In the civilian world, the single most difficult problem related to energy behavior change has traditionally been making changes persistent. While changing behavior in the short term is not particularly difficult, it is far more challenging to make these changes stick. Leadership, competitions and incentives all do their part to change behavior. However, these programs have a tendency to run out of steam and to go away when the current leadership moves on, at which point behavior can revert to its long term mean. In order to preserve the investment made in changing energy behavior today, it will be necessary to consolidate changes into a permanent cultural shift in attitudes. Cultural mindsets take time to develop and result from sustained and successful behavior-based campaigns that fundamentally alter individual and organizational approaches to energy consumption.
While the military has a distinct disadvantage compared to the civilian world in terms of its ability to use financial incentives to affect behavior, it has a large advantage in routinizing behavior once it has been developed and transforming temporary values into long term cultural norms. It does this by inserting the behavior and values it intends to promulgate into its formal and informal training and education systems, and into its regulations and standard operating procedures. Once a behavior becomes part of training reports and syllabi in boot camps, NCO schools, and staff and war colleges, it is likely to be there to stay.

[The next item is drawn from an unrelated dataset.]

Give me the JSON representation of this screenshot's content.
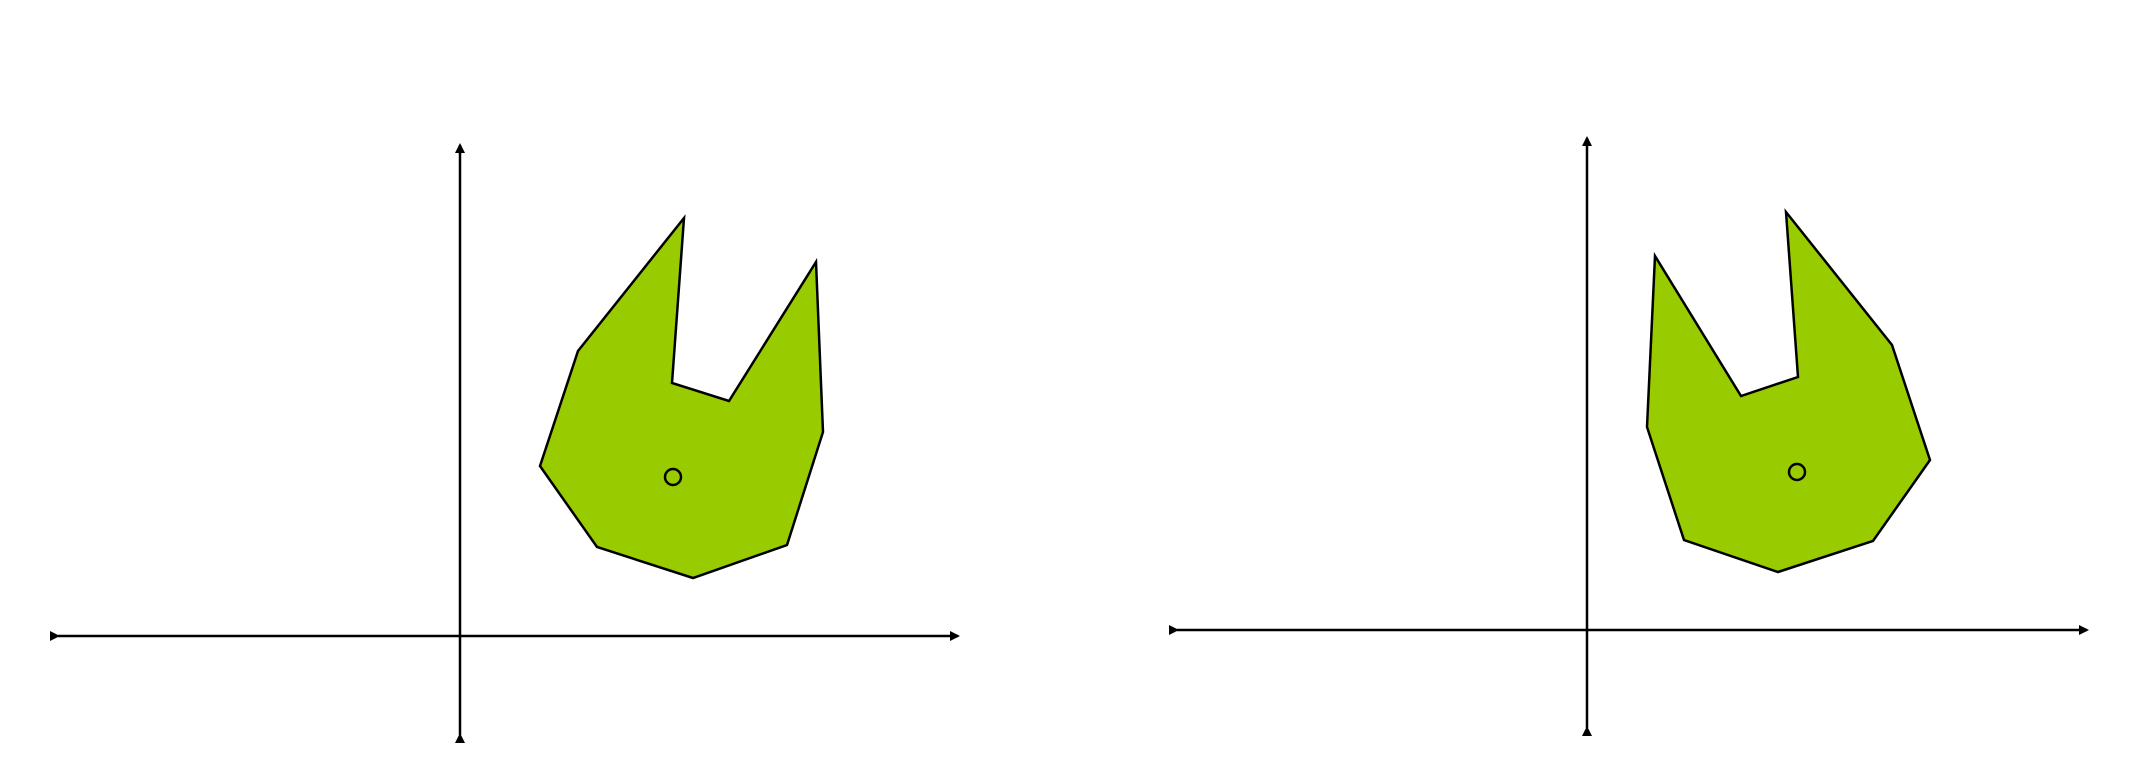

The military is still at a relatively early stage in attempting to improve energy behavior. Far-sighted civilian leaders such as former Secretary of the Air Force, Michael Wynne; Secretary of the Navy, Ray Mabus and Deputy Assistant Secretary of the Navy for Energy, Tom Hicks, have provided strong leadership. Within the last few years senior military commanders, such as the Commandant of the Marine Corps, have strongly backed energy culture change. Nevertheless, much work remains to be done.
Currently, three principle hurdles remain for the military’s energy behavior change project. The first is that the Department of Defense is not used to dealing with the softer sciences. Current standard operating procedures make it far easier for the DoD to spend $10 million to buy a more efficient generator than to spend $10 thousand in a campaign to reduce energy use – even if both are likely to achieve the same long term energy savings. Second, the science related to changing energy behavior has been developed for civilian institutions. While many of the lessons learned in industry and academe apply to the military, few do so without a good deal of adaptation, and adapting these methods will require a good deal of work. Finally, the “valley of death” that prevents the vast majority of new physical technology from moving from the lab to the field applies equally to the soft-technology aimed at changing energy behavior. Moving this emerging technology from the lab to the field will require widespread implementation and testing on military installations.
Three years after its experiment at Fort Belvoir, the military is making strides toward one of the most promising methods of improving energy efficiency in its installations and operations. Improving energy behavior has the potential to make the military significantly leaner and more effective. Although hurdles remain for this innovative new approach, the future looks promising.